Looking through the piles of July books surrounding my desk, what jumps out at me is the number of first novels that have gotten starred reviews. Here are a few of them for your summer reading pleasure:
Live from Cairo by Ian Bassingthwaighte (July 11): Hana is an Iraqi-American who’s just arrived in Cairo to work for the U.N. refugee office. Our reviewer says, “The ironies of bureaucracy and wartime, à la Catch-22, meet the ironies of love and sacrifice, à la The Necklace, profoundly humanizing the global refugee crisis. Bassingthwaighte’s virtuoso debut deserves the widest attention.”
Out in the Open by Jesús Carrasco (July 4): “A stark debut novel details a young boy’s flight from danger across a desiccated, dangerous land….Carrasco’s unnamed protagonist begins his journey cowering in an olive grove while men shout his name. ‘He had caused an incident’ at home, necessitating his escape….Harshly and elegantly told; a quest that feels both old and new.”

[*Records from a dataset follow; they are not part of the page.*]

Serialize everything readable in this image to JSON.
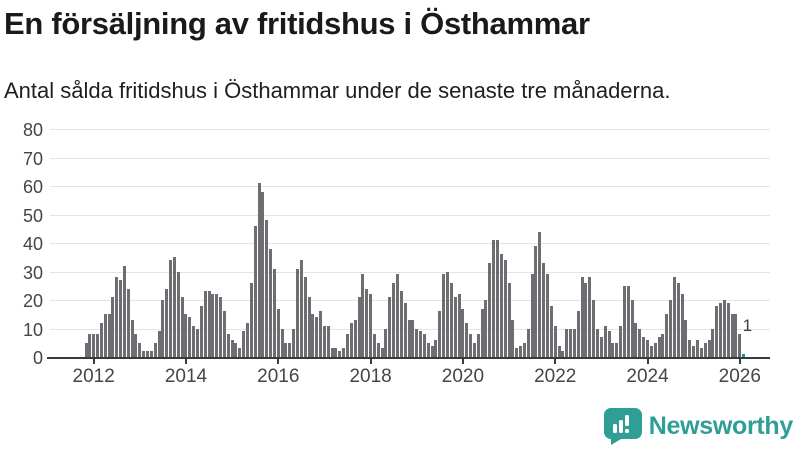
{
  "header": {
    "title": "En försäljning av fritidshus i Östhammar",
    "subtitle": "Antal sålda fritidshus i Östhammar under de senaste tre månaderna."
  },
  "annotation": {
    "last_value_label": "1"
  },
  "branding": {
    "name": "Newsworthy",
    "icon": "newsworthy-speech-bubble-chart-icon"
  },
  "colors": {
    "bar": "#6d6d72",
    "highlight": "#00a3a0",
    "axis": "#3a3a3a",
    "grid": "#e4e4e4",
    "title_text": "#1a1a1a",
    "tick_text": "#454545",
    "brand": "#2e9e96"
  },
  "chart_data": {
    "type": "bar",
    "title": "En försäljning av fritidshus i Östhammar",
    "subtitle": "Antal sålda fritidshus i Östhammar under de senaste tre månaderna.",
    "ylabel": "",
    "xlabel": "",
    "unit": "antal sålda fritidshus (rullande 3 månader)",
    "frequency": "monthly",
    "start_month": "2011-11",
    "end_month": "2026-02",
    "values": [
      5,
      8,
      8,
      8,
      12,
      15,
      15,
      21,
      28,
      27,
      32,
      24,
      13,
      8,
      5,
      2,
      2,
      2,
      5,
      9,
      20,
      24,
      34,
      35,
      30,
      21,
      15,
      14,
      11,
      10,
      18,
      23,
      23,
      22,
      22,
      21,
      16,
      8,
      6,
      5,
      3,
      9,
      12,
      26,
      46,
      61,
      58,
      48,
      38,
      31,
      17,
      10,
      5,
      5,
      10,
      31,
      34,
      28,
      21,
      15,
      14,
      16,
      11,
      11,
      3,
      3,
      2,
      3,
      8,
      12,
      13,
      21,
      29,
      24,
      22,
      8,
      5,
      3,
      10,
      21,
      26,
      29,
      23,
      19,
      13,
      13,
      10,
      9,
      8,
      5,
      4,
      6,
      16,
      29,
      30,
      26,
      21,
      22,
      17,
      12,
      8,
      5,
      8,
      17,
      20,
      33,
      41,
      41,
      36,
      34,
      26,
      13,
      3,
      4,
      5,
      10,
      29,
      39,
      44,
      33,
      29,
      18,
      11,
      4,
      2,
      10,
      10,
      10,
      16,
      28,
      26,
      28,
      20,
      10,
      7,
      11,
      9,
      5,
      5,
      11,
      25,
      25,
      20,
      12,
      10,
      7,
      6,
      4,
      5,
      7,
      8,
      15,
      20,
      28,
      26,
      22,
      13,
      6,
      4,
      6,
      3,
      5,
      6,
      10,
      18,
      19,
      20,
      19,
      15,
      15,
      8,
      1
    ],
    "highlight_last_bar": true,
    "last_bar_label": "1",
    "ylim": [
      0,
      80
    ],
    "yticks": [
      0,
      10,
      20,
      30,
      40,
      50,
      60,
      70,
      80
    ],
    "xtick_years": [
      2012,
      2014,
      2016,
      2018,
      2020,
      2022,
      2024,
      2026
    ],
    "grid": true,
    "legend": false
  }
}
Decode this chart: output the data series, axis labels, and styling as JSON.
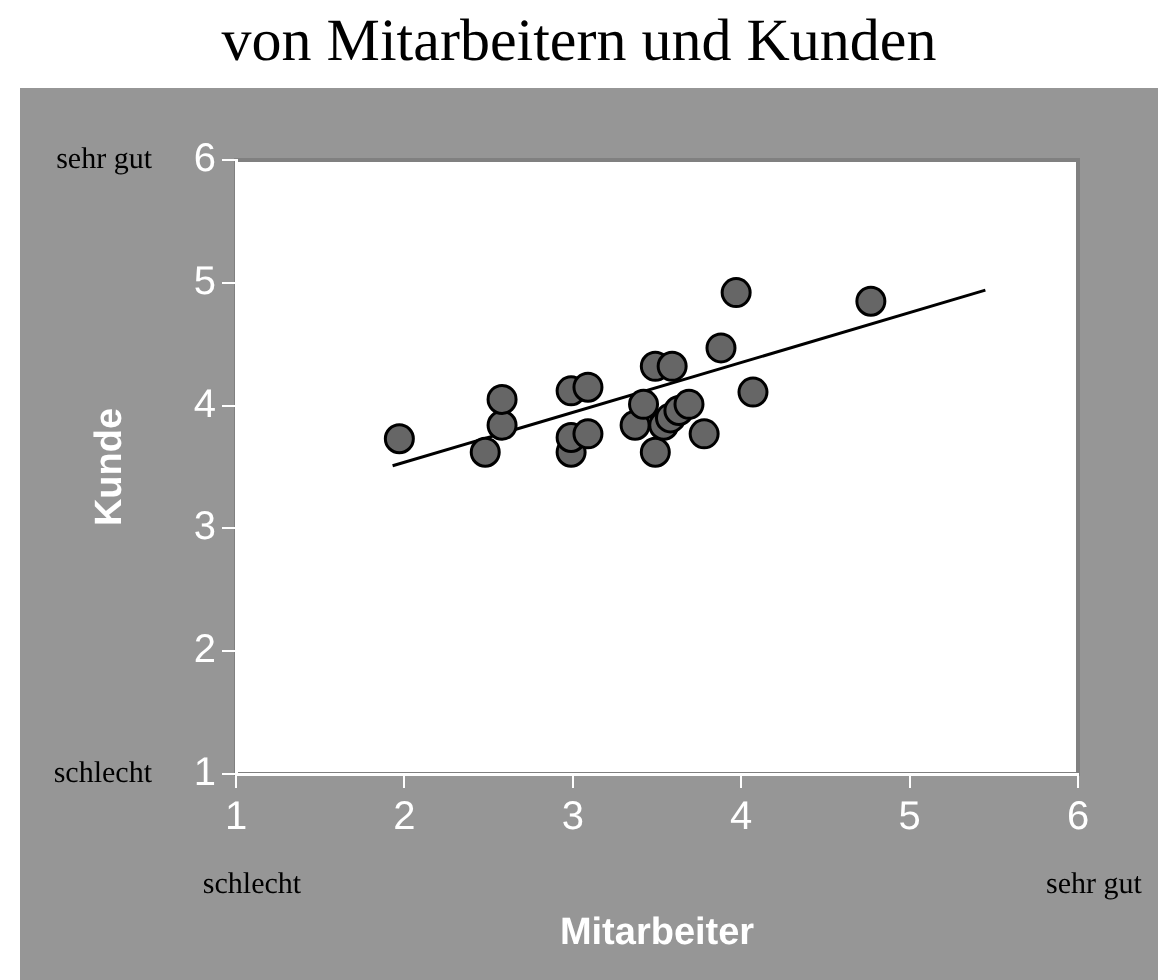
{
  "chart_data": {
    "type": "scatter",
    "title": "von Mitarbeitern und Kunden",
    "xlabel": "Mitarbeiter",
    "ylabel": "Kunde",
    "xlim": [
      1,
      6
    ],
    "xticks": [
      1,
      2,
      3,
      4,
      5,
      6
    ],
    "ylim": [
      1,
      6
    ],
    "yticks": [
      1,
      2,
      3,
      4,
      5,
      6
    ],
    "grid": false,
    "legend": false,
    "annotations": [
      "sehr gut",
      "schlecht",
      "schlecht",
      "sehr gut"
    ],
    "series": [
      {
        "marker": "circle",
        "color": "#666666",
        "x": [
          1.97,
          2.48,
          2.58,
          2.58,
          2.99,
          2.99,
          2.99,
          3.09,
          3.09,
          3.37,
          3.42,
          3.49,
          3.59,
          3.49,
          3.54,
          3.58,
          3.63,
          3.69,
          3.78,
          3.88,
          3.97,
          4.07,
          4.77
        ],
        "values": [
          3.73,
          3.62,
          3.84,
          4.05,
          3.62,
          3.74,
          4.12,
          4.15,
          3.77,
          3.84,
          4.01,
          4.32,
          4.32,
          3.62,
          3.84,
          3.9,
          3.96,
          4.01,
          3.77,
          4.47,
          4.92,
          4.11,
          4.85
        ]
      },
      {
        "type": "line",
        "color": "#000000",
        "x": [
          1.93,
          5.45
        ],
        "values": [
          3.51,
          4.94
        ]
      }
    ]
  }
}
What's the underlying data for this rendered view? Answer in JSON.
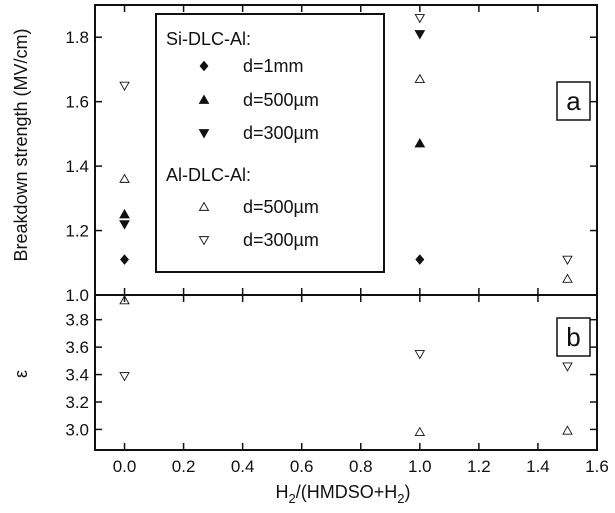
{
  "chart_data": {
    "type": "scatter",
    "xlabel": {
      "base": "H",
      "sub1": "2",
      "mid": "/(HMDSO+H",
      "sub2": "2",
      "end": ")"
    },
    "xlim": [
      -0.1,
      1.6
    ],
    "x_ticks": [
      "0.0",
      "0.2",
      "0.4",
      "0.6",
      "0.8",
      "1.0",
      "1.2",
      "1.4",
      "1.6"
    ],
    "x_tick_values": [
      0.0,
      0.2,
      0.4,
      0.6,
      0.8,
      1.0,
      1.2,
      1.4,
      1.6
    ],
    "legend": {
      "group1_title": "Si-DLC-Al:",
      "group2_title": "Al-DLC-Al:",
      "placement": "upper-left, top panel"
    },
    "panels": [
      {
        "id": "a",
        "label": "a",
        "ylabel": "Breakdown strength (MV/cm)",
        "ylim": [
          1.0,
          1.9
        ],
        "y_ticks": [
          "1.0",
          "1.2",
          "1.4",
          "1.6",
          "1.8"
        ],
        "y_tick_values": [
          1.0,
          1.2,
          1.4,
          1.6,
          1.8
        ],
        "series": [
          {
            "name": "d=1mm",
            "marker": "diamond-filled",
            "x": [
              0.0,
              1.0
            ],
            "y": [
              1.11,
              1.11
            ]
          },
          {
            "name": "d=500µm",
            "marker": "triangle-up-filled",
            "x": [
              0.0,
              1.0
            ],
            "y": [
              1.25,
              1.47
            ]
          },
          {
            "name": "d=300µm",
            "marker": "triangle-down-filled",
            "x": [
              0.0,
              1.0
            ],
            "y": [
              1.22,
              1.81
            ]
          },
          {
            "name": "d=500µm",
            "marker": "triangle-up-open",
            "x": [
              0.0,
              1.0,
              1.5
            ],
            "y": [
              1.36,
              1.67,
              1.05
            ]
          },
          {
            "name": "d=300µm",
            "marker": "triangle-down-open",
            "x": [
              0.0,
              1.0,
              1.5
            ],
            "y": [
              1.65,
              1.86,
              1.11
            ]
          }
        ]
      },
      {
        "id": "b",
        "label": "b",
        "ylabel": "ε",
        "ylim": [
          2.85,
          3.98
        ],
        "y_ticks": [
          "3.0",
          "3.2",
          "3.4",
          "3.6",
          "3.8"
        ],
        "y_tick_values": [
          3.0,
          3.2,
          3.4,
          3.6,
          3.8
        ],
        "series": [
          {
            "name": "d=500µm",
            "marker": "triangle-up-open",
            "x": [
              0.0,
              1.0,
              1.5
            ],
            "y": [
              3.94,
              2.98,
              2.99
            ]
          },
          {
            "name": "d=300µm",
            "marker": "triangle-down-open",
            "x": [
              0.0,
              1.0,
              1.5
            ],
            "y": [
              3.39,
              3.55,
              3.46
            ]
          }
        ]
      }
    ]
  }
}
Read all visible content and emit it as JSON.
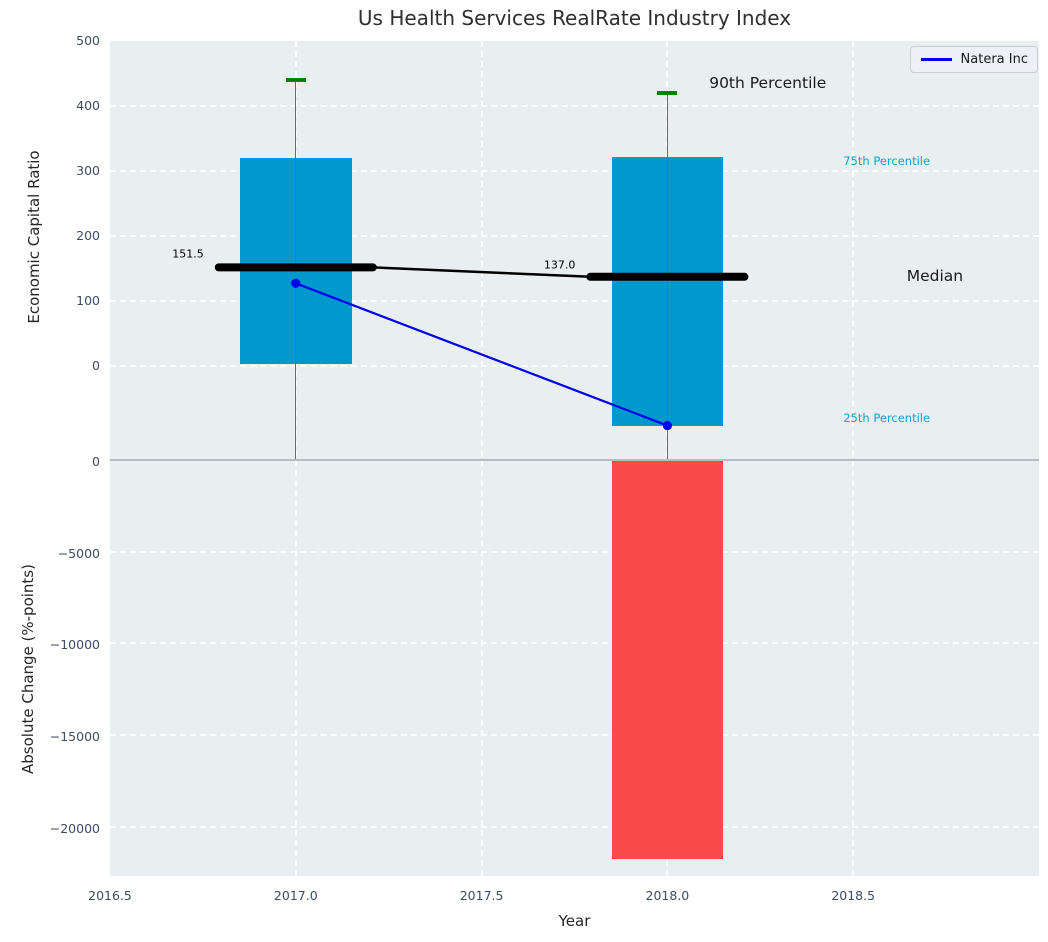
{
  "chart_data": {
    "type": "combo",
    "title": "Us Health Services RealRate Industry Index",
    "xlabel": "Year",
    "xlim": [
      2016.5,
      2019.0
    ],
    "xticks": [
      {
        "v": 2016.5,
        "label": "2016.5"
      },
      {
        "v": 2017.0,
        "label": "2017.0"
      },
      {
        "v": 2017.5,
        "label": "2017.5"
      },
      {
        "v": 2018.0,
        "label": "2018.0"
      },
      {
        "v": 2018.5,
        "label": "2018.5"
      }
    ],
    "grid": true,
    "legend_position": "upper right",
    "series_label": "Natera Inc",
    "panels": [
      {
        "name": "economic-capital-ratio",
        "type": "boxplot+line",
        "ylabel": "Economic Capital Ratio",
        "ylim": [
          -145,
          500
        ],
        "yticks": [
          {
            "v": 500,
            "label": "500"
          },
          {
            "v": 400,
            "label": "400"
          },
          {
            "v": 300,
            "label": "300"
          },
          {
            "v": 200,
            "label": "200"
          },
          {
            "v": 100,
            "label": "100"
          },
          {
            "v": 0,
            "label": "0"
          }
        ],
        "boxplots": [
          {
            "x": 2017,
            "q1": 3,
            "median": 151.5,
            "q3": 320,
            "p90": 440,
            "median_label": "151.5",
            "whisker_low_clipped": true
          },
          {
            "x": 2018,
            "q1": -92,
            "median": 137.0,
            "q3": 322,
            "p90": 420,
            "median_label": "137.0",
            "whisker_low_clipped": true
          }
        ],
        "series": [
          {
            "name": "Natera Inc",
            "x": [
              2017,
              2018
            ],
            "y": [
              127,
              -92
            ]
          }
        ],
        "annotations": [
          {
            "text": "90th Percentile",
            "x": 2018.27,
            "y": 435,
            "size": "large",
            "color": "#1a1a1a"
          },
          {
            "text": "75th Percentile",
            "x": 2018.59,
            "y": 315,
            "size": "small",
            "color": "#18a0cb"
          },
          {
            "text": "Median",
            "x": 2018.72,
            "y": 138,
            "size": "large",
            "color": "#1a1a1a"
          },
          {
            "text": "25th Percentile",
            "x": 2018.59,
            "y": -80,
            "size": "small",
            "color": "#18a0cb"
          },
          {
            "text": "151.5",
            "x": 2016.71,
            "y": 172,
            "size": "tiny",
            "color": "#000000"
          },
          {
            "text": "137.0",
            "x": 2017.71,
            "y": 155,
            "size": "tiny",
            "color": "#000000"
          }
        ]
      },
      {
        "name": "absolute-change",
        "type": "bar",
        "ylabel": "Absolute Change (%-points)",
        "ylim": [
          -22700,
          0
        ],
        "yticks": [
          {
            "v": 0,
            "label": "0"
          },
          {
            "v": -5000,
            "label": "−5000"
          },
          {
            "v": -10000,
            "label": "−10000"
          },
          {
            "v": -15000,
            "label": "−15000"
          },
          {
            "v": -20000,
            "label": "−20000"
          }
        ],
        "bars": [
          {
            "x": 2018,
            "value": -21700
          }
        ]
      }
    ],
    "colors": {
      "box_fill": "#0099cd",
      "bar_negative": "#fa3c3c",
      "whisker": "#6a6a6a",
      "percentile_cap": "#008000",
      "median_line": "#000000",
      "series_line": "#0000ee",
      "plot_background": "#e9eef0",
      "tick_text": "#3d4c63",
      "percentile_text": "#18a0cb"
    }
  }
}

What We Lose by Zinzi Clemmons (July 11): “This is a big, brainy drama told by a fearless, funny young woman—part philosophy, part sociology, and part ghost story,” our reviewer says. Thandi, the narrator, is the daughter of “two mixed-race parents—a South African mother and an American father.…When her mother dies of cancer, Thandi must come to terms with the loss—including her strongest link to family in Johannesburg.” In case you missed it, check out Clemmons talking about her novel’s autobiographical roots in the cover story of our July 1 issue.
The Graybar Hotel by Curtis Dawkins (July 4): “Dawkins is an MFA graduate serving a life-without-parole term in a Michigan prison for a 2004 murder [and] a keen observer of the psychological tools inmates use to sustain themselves behind bars….Dawkins isn’t much interested in the clichéd tales of prison violence, overcrowding, sexual assault, and drug abuse….For [him], the true defining element of prison life is tedium.”
Laurie Muchnick is the fiction editor.